Another version of this is “when I get past this and that…” then I will be a better version of myself.
The thing is that, nine times out of ten, once I get through this and that, there’s almost guaranteed to be something else.
How often we do expend time and energy waiting for “the right time”?
There is no perfect time other than the present moment. No perfect time other than the one we are experiencing. No perfect time other than now to experience the fullness of joy and happiness in our lives.
Stress seems to be a regular occurrence in this hyperstimulating age of instantaneous connectivity and constant (over)working. That our bodies have developed a capacity over millennia of evolution to deal effectively with stress underscores that stress has been a facet of human existence for a while.
And yet, as ubiquitous as stress might be for an organism with the capacity for conscious thinking, stress is still a matter of perception. It is a reaction to the perception of threat to our being, regardless of whether a rabid dog is truly running us down or we think that we’re being followed down a dark stress. Either way, the heart starts to race, the breath quickens and shallows, and the neck and shoulder muscles tighten up. The extent to which stress is great or not depends on how much we are convinced of the reality of the threat.
One way to begin to address stress effectively is to check our assumptions. Are we jumping to conclusions? Are we reacting to reality, or are we reacting to our story of reality? Are we processing through what was said, or are we processing through what we think was said?
By checking our assumptions, we can begin to move from the stress of perceived threat to the peace of reality in the present moment.
Lately, I’ve been doing a lot of exploration of archetypes as a psychospiritual framework for exploring mindfulness and mindful leadership. Archetypes are powerful, because they are a symbolic language that taps into deeper parts of ourselves, parts that go unexpressed and yet still affect how we are being in the world.
I’ve been doing more work with Dr. Angeles Arrien’s Four-Fold Way. This classic explores four major archetypes that she has found among the indigenous cultures she has studied. The four archetypes are the Warrior (in the North), the Visionary (of the East), the Healer (in the South), and the Teacher (of the West).

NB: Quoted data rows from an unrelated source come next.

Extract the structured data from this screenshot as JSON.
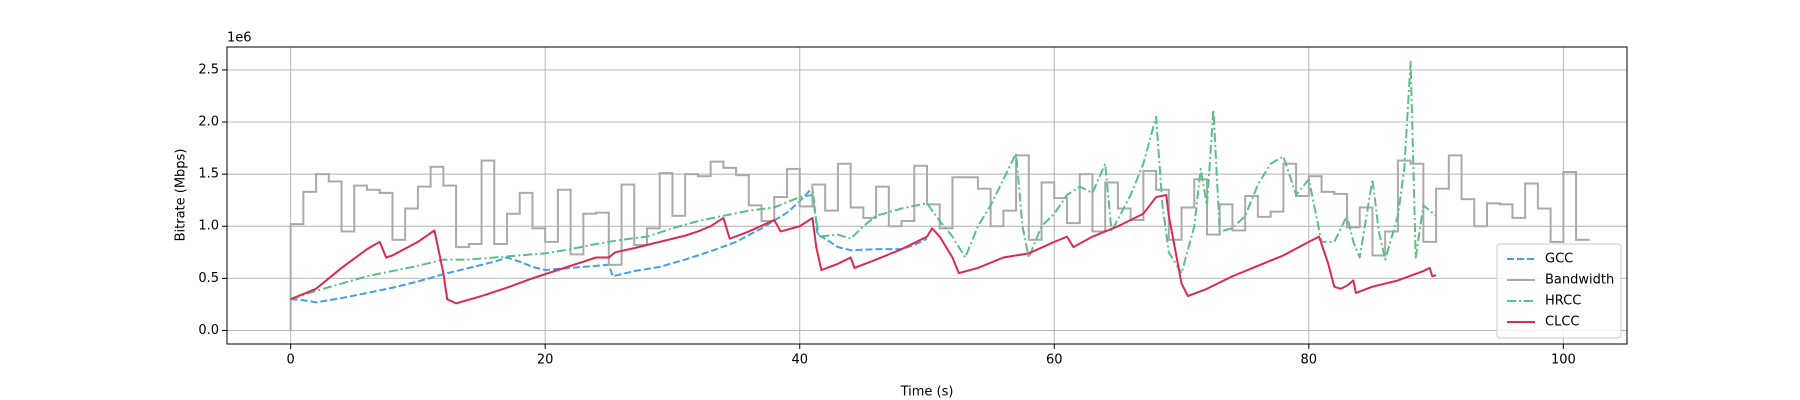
{
  "chart_data": {
    "type": "line",
    "xlabel": "Time (s)",
    "ylabel": "Bitrate (Mbps)",
    "y_offset_label": "1e6",
    "xlim": [
      -5,
      105
    ],
    "ylim": [
      -130000,
      2720000
    ],
    "xticks": [
      0,
      20,
      40,
      60,
      80,
      100
    ],
    "yticks": [
      {
        "value": 0,
        "label": "0.0"
      },
      {
        "value": 500000,
        "label": "0.5"
      },
      {
        "value": 1000000,
        "label": "1.0"
      },
      {
        "value": 1500000,
        "label": "1.5"
      },
      {
        "value": 2000000,
        "label": "2.0"
      },
      {
        "value": 2500000,
        "label": "2.5"
      }
    ],
    "grid": true,
    "legend": "lower right",
    "series": [
      {
        "name": "GCC",
        "color": "#42a0f0",
        "linestyle": "dashed",
        "x": [
          0,
          1,
          2,
          4,
          6,
          8,
          10,
          12,
          14,
          16,
          17,
          18,
          19,
          20,
          22,
          24,
          25,
          25.3,
          27,
          29,
          31,
          33,
          35,
          37,
          39,
          40,
          41,
          41.4,
          42,
          43,
          44,
          46,
          48,
          49,
          50
        ],
        "values": [
          300000,
          290000,
          270000,
          310000,
          360000,
          410000,
          470000,
          540000,
          600000,
          660000,
          700000,
          660000,
          610000,
          580000,
          600000,
          620000,
          630000,
          520000,
          570000,
          610000,
          680000,
          760000,
          850000,
          980000,
          1130000,
          1240000,
          1370000,
          920000,
          880000,
          800000,
          770000,
          780000,
          780000,
          820000,
          880000
        ]
      },
      {
        "name": "Bandwidth",
        "color": "#aaaaaa",
        "linestyle": "steps",
        "x": [
          0,
          0,
          1,
          2,
          3,
          4,
          5,
          6,
          7,
          8,
          9,
          10,
          11,
          12,
          13,
          14,
          15,
          16,
          17,
          18,
          19,
          20,
          21,
          22,
          23,
          24,
          25,
          26,
          27,
          28,
          29,
          30,
          31,
          32,
          33,
          34,
          35,
          36,
          37,
          38,
          39,
          40,
          41,
          42,
          43,
          44,
          45,
          46,
          47,
          48,
          49,
          50,
          51,
          52,
          53,
          54,
          55,
          56,
          57,
          58,
          59,
          60,
          61,
          62,
          63,
          64,
          65,
          66,
          67,
          68,
          69,
          70,
          71,
          72,
          73,
          74,
          75,
          76,
          77,
          78,
          79,
          80,
          81,
          82,
          83,
          84,
          85,
          86,
          87,
          88,
          89,
          90,
          91,
          92,
          93,
          94,
          95,
          96,
          97,
          98,
          99,
          100,
          101,
          102
        ],
        "values": [
          0,
          1020000,
          1330000,
          1500000,
          1430000,
          950000,
          1390000,
          1350000,
          1320000,
          870000,
          1170000,
          1380000,
          1570000,
          1390000,
          800000,
          830000,
          1630000,
          830000,
          1120000,
          1320000,
          980000,
          850000,
          1350000,
          730000,
          1120000,
          1130000,
          630000,
          1400000,
          820000,
          980000,
          1510000,
          1100000,
          1500000,
          1480000,
          1620000,
          1560000,
          1490000,
          1200000,
          1050000,
          1280000,
          1550000,
          1190000,
          1400000,
          1150000,
          1600000,
          1180000,
          1080000,
          1380000,
          1000000,
          1050000,
          1580000,
          1210000,
          980000,
          1470000,
          1470000,
          1360000,
          1000000,
          1150000,
          1680000,
          870000,
          1420000,
          1270000,
          1030000,
          1500000,
          950000,
          1420000,
          1170000,
          1060000,
          1530000,
          1350000,
          870000,
          1180000,
          1450000,
          920000,
          1210000,
          960000,
          1290000,
          1090000,
          1140000,
          1600000,
          1290000,
          1480000,
          1330000,
          1310000,
          990000,
          1180000,
          720000,
          950000,
          1630000,
          1600000,
          850000,
          1360000,
          1680000,
          1260000,
          1000000,
          1220000,
          1210000,
          1080000,
          1410000,
          1170000,
          850000,
          1520000,
          870000,
          870000
        ]
      },
      {
        "name": "HRCC",
        "color": "#5cbf85",
        "linestyle": "dashdot",
        "x": [
          0,
          2,
          4,
          6,
          8,
          10,
          12,
          14,
          16,
          18,
          20,
          22,
          24,
          26,
          28,
          30,
          32,
          34,
          36,
          38,
          40,
          41,
          41.5,
          43,
          44,
          45,
          46,
          48,
          50,
          51,
          52,
          53,
          54,
          55,
          56,
          57,
          57.5,
          58,
          59,
          60,
          61,
          62,
          63,
          64,
          64.5,
          66,
          67,
          68,
          68.5,
          69,
          70,
          71,
          71.5,
          72,
          72.5,
          73,
          74,
          75,
          76,
          77,
          78,
          79,
          80,
          81,
          82,
          83,
          83.5,
          84,
          85,
          85.5,
          86,
          87,
          87.5,
          88,
          88.4,
          89,
          90
        ],
        "values": [
          300000,
          380000,
          450000,
          520000,
          570000,
          620000,
          680000,
          680000,
          700000,
          720000,
          740000,
          780000,
          830000,
          870000,
          900000,
          980000,
          1050000,
          1100000,
          1150000,
          1180000,
          1280000,
          1300000,
          900000,
          920000,
          880000,
          1000000,
          1100000,
          1170000,
          1220000,
          1050000,
          900000,
          700000,
          1000000,
          1200000,
          1450000,
          1700000,
          1000000,
          700000,
          1000000,
          1120000,
          1300000,
          1380000,
          1320000,
          1600000,
          950000,
          1300000,
          1600000,
          2050000,
          1200000,
          750000,
          550000,
          1000000,
          1550000,
          1200000,
          2120000,
          950000,
          980000,
          1100000,
          1400000,
          1600000,
          1670000,
          1300000,
          1450000,
          850000,
          850000,
          1100000,
          850000,
          700000,
          1450000,
          950000,
          680000,
          1100000,
          1550000,
          2580000,
          700000,
          1200000,
          1100000
        ]
      },
      {
        "name": "CLCC",
        "color": "#dc2a50",
        "linestyle": "solid",
        "x": [
          0,
          2,
          4,
          6,
          7,
          7.5,
          8,
          10,
          11.3,
          12,
          12.3,
          13,
          15,
          17,
          19,
          21,
          23,
          24,
          25,
          25.5,
          27,
          29,
          31,
          32,
          33,
          34,
          34.5,
          36,
          38,
          38.5,
          40,
          41,
          41.3,
          41.7,
          43,
          44,
          44.3,
          46,
          48,
          50,
          50.4,
          51,
          52,
          52.5,
          54,
          56,
          58,
          60,
          61,
          61.5,
          63,
          65,
          67,
          68,
          68.8,
          69,
          70,
          70.5,
          72,
          74,
          76,
          78,
          80,
          80.8,
          81.5,
          82,
          82.5,
          83,
          83.5,
          83.7,
          85,
          87,
          89,
          89.5,
          89.7,
          90
        ],
        "values": [
          300000,
          400000,
          600000,
          780000,
          850000,
          700000,
          720000,
          850000,
          960000,
          550000,
          300000,
          260000,
          330000,
          410000,
          500000,
          580000,
          660000,
          700000,
          700000,
          750000,
          790000,
          850000,
          910000,
          950000,
          1000000,
          1080000,
          880000,
          950000,
          1060000,
          950000,
          1000000,
          1080000,
          800000,
          580000,
          640000,
          700000,
          600000,
          680000,
          780000,
          900000,
          980000,
          900000,
          700000,
          550000,
          600000,
          700000,
          740000,
          850000,
          900000,
          800000,
          900000,
          1000000,
          1120000,
          1280000,
          1300000,
          1100000,
          450000,
          330000,
          400000,
          520000,
          620000,
          720000,
          850000,
          900000,
          650000,
          420000,
          400000,
          430000,
          480000,
          360000,
          420000,
          480000,
          570000,
          600000,
          520000,
          530000
        ]
      }
    ]
  }
}
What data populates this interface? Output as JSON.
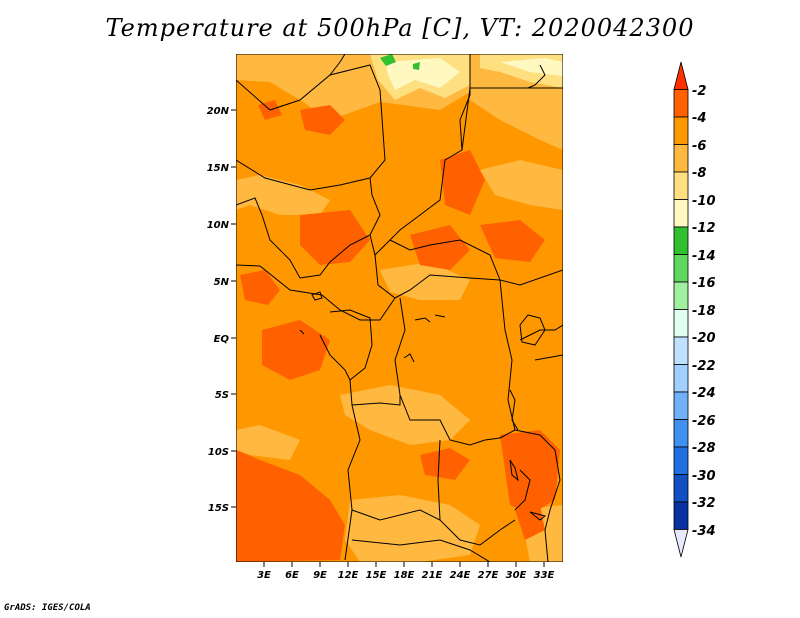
{
  "title": "Temperature at 500hPa [C], VT: 2020042300",
  "footer": "GrADS: IGES/COLA",
  "axes": {
    "lat_labels": [
      "20N",
      "15N",
      "10N",
      "5N",
      "EQ",
      "5S",
      "10S",
      "15S"
    ],
    "lon_labels": [
      "3E",
      "6E",
      "9E",
      "12E",
      "15E",
      "18E",
      "21E",
      "24E",
      "27E",
      "30E",
      "33E"
    ]
  },
  "colorbar": {
    "labels": [
      "-2",
      "-4",
      "-6",
      "-8",
      "-10",
      "-12",
      "-14",
      "-16",
      "-18",
      "-20",
      "-22",
      "-24",
      "-26",
      "-28",
      "-30",
      "-32",
      "-34"
    ],
    "colors": [
      "#ff3000",
      "#ff6000",
      "#ff9800",
      "#ffb840",
      "#ffe080",
      "#fff8c0",
      "#30c030",
      "#60d860",
      "#a0f0a0",
      "#e0fff0",
      "#c0e0ff",
      "#a0d0ff",
      "#70b0f8",
      "#4090f0",
      "#2070e0",
      "#1050c0",
      "#0830a0",
      "#000070"
    ]
  },
  "map_colors": {
    "t_minus_2": "#ff6000",
    "t_minus_4": "#ff9800",
    "t_minus_6": "#ffb840",
    "t_minus_8": "#ffe080",
    "t_minus_10": "#fff8c0",
    "t_minus_14": "#30c030"
  }
}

As I’ve worked from this framework, I have begun to reflect on four questions that correspond to each of these archetypes and that are a great access to getting grounded in the present moment:
Warrior: Where am I standing right now?
Visionary: How might I speak my truth today?
Healer: How might I bring more love into my life today?
Teacher: How might I stay engaged in the process of my life today (rather than the outcome)?
These are great questions to journal around at the beginning of each day.
“Engineers have computers; painters, canvas and brushes; musicians, instruments. Leaders have only themselves. The instrument of leadership is the self, and the mastery of the art of leadership comes from mastery of the self. Leadership development is self-development, and self-development is not about stuffing in a whole bunch of new information or trying out the latest technique. It’s about leading out of what is already in your soul. it’s about liberating the leadership within you.” – James Kouzes and Barry Posner, The Leadership Challenge
A popular (mis)conception about leadership is that leadership is about mastery over others. If this is true, one cannot have mastery over others if one does not first have mastery over oneself.
In many of the traditions of warriorship in Asia – from the Shambhala of Tibet to the Japanese samurai – true leadership begins with one being able to master every aspect of who they are. The true leader masters their thoughts and emotions. A true leader is deeply present to and conscious of their actions in the present moment. And they do this knowing that the only real control that they exercise is over how they respond to life circumstances.
Where in your life can you claim mastery? Where in your life does it seem like you are a victim of circumstance?
What is the first step you can take right now on the path to leadership as self-mastery?